When visiting the Greenwich Observatory in London, you can stand on the historical prime meridian. I find this endlessly novel!
The prime meridian is a longitude line arbitrarily chosen to represent 0º. The International Meridian Conference in 1884 established the Greenwich meridian as the prime meridian of the world, beating out the Paris meridian, its primary competitor, in a vote from which the French abstained.
Both meridians are sporadically commemorated across Paris and London. For the would-be longitude tourist, London has many Greenwich meridian markers embedded in the pavement. Like this one, laid in the 1960s:
Paris, too, has physical meridian markers dotted throughout the city. A series of “Arago” medallions memorialize the span of the Paris meridian and the work of François Arago in its measurement. (The path of the meridian also paves the floor of the Paris Observatory, if you can negotiate a way in.)
Meridian lines are human-defined, invisible mathematical entities. To mark one on the surface of the earth makes it visible and tangible, bringing you face to face with a point of reference in a global system used mainly by machines.
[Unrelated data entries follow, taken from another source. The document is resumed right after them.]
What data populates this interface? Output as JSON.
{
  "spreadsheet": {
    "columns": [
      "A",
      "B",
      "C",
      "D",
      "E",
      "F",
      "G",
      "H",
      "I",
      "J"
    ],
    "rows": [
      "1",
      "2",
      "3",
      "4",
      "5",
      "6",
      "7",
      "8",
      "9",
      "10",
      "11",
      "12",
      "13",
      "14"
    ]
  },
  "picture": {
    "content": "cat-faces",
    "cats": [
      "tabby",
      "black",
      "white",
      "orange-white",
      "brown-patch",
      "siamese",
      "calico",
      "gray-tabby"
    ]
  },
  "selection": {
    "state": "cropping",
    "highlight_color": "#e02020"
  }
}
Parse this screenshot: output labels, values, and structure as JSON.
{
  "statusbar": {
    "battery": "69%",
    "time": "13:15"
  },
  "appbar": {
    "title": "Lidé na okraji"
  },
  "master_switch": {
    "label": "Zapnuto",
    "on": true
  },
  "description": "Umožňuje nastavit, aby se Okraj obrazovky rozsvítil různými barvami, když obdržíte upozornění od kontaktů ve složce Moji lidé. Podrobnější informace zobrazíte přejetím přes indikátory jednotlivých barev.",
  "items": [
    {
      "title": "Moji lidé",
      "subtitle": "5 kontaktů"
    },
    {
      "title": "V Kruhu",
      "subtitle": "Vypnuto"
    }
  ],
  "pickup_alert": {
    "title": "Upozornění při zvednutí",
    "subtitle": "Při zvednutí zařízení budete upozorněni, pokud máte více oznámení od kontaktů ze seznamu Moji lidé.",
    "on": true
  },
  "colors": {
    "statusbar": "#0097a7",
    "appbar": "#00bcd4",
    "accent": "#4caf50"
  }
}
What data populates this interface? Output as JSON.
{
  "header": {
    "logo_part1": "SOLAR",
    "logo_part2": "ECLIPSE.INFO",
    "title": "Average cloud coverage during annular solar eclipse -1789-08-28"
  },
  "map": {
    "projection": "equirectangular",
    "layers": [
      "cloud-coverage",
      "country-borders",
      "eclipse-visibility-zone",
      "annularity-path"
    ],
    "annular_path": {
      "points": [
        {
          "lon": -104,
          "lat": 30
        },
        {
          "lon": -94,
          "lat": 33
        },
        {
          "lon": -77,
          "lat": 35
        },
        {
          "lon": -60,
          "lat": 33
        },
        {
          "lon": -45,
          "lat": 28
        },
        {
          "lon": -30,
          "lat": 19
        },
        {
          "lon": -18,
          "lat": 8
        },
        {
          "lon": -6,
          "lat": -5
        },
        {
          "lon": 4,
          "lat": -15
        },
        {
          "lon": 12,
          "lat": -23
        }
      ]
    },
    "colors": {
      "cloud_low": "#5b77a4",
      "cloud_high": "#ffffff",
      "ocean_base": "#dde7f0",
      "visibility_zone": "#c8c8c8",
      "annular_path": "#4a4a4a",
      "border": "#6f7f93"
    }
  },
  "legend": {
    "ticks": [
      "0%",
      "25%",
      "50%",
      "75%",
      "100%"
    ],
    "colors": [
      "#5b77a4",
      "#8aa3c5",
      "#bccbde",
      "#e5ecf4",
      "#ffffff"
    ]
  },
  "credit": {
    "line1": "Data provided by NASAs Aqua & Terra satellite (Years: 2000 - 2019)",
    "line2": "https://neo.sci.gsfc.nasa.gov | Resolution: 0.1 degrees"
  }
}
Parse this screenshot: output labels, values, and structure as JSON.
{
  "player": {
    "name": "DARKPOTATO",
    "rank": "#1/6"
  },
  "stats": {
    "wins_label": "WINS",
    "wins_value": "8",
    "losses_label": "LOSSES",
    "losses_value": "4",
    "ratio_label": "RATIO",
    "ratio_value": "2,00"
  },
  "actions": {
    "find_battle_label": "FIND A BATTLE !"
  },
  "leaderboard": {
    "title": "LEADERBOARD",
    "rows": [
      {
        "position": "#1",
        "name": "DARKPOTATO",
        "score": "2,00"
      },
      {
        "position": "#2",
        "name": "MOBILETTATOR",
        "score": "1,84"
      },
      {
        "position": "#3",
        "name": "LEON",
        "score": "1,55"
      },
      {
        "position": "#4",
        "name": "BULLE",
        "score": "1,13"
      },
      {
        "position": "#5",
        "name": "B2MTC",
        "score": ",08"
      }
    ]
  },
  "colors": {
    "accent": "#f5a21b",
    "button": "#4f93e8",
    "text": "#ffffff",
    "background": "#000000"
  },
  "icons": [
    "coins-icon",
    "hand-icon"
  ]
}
Meridian markers sit within a broader field of landmarks positioned in reference to celestial objects — of which earthworks in the North American deserts form a striking subset. You can climb inside land artist Nancy Holt’s Sun Tunnels, below, to see the rotation of the earth relative to the constellations. The monumental Star Axis by Charles Ross lays bare the geometry of the stars on a human scale. By way of these pieces, Ross believes, you can “personally interface with the larger order,” and internalize for a moment your place on a rotating planet.
Now, in the age of satellite positioning, the International Reference Meridian (IRM) marks 0º. The line sits about 102 meters east of the Greenwich meridian, due to updated calculations that more precisely locate the center of the earth. The Highams Park neighborhood in London has what is perhaps the only reference slab for the IRM, laid in 2019:
Unlike markers for the earth-based Greenwich and Paris meridians, the IRM plaque does not remain perfectly accurate over time. Tectonic shift moves it east of 0º by about 18 millimeters per year, with every rotation of the earth around the sun.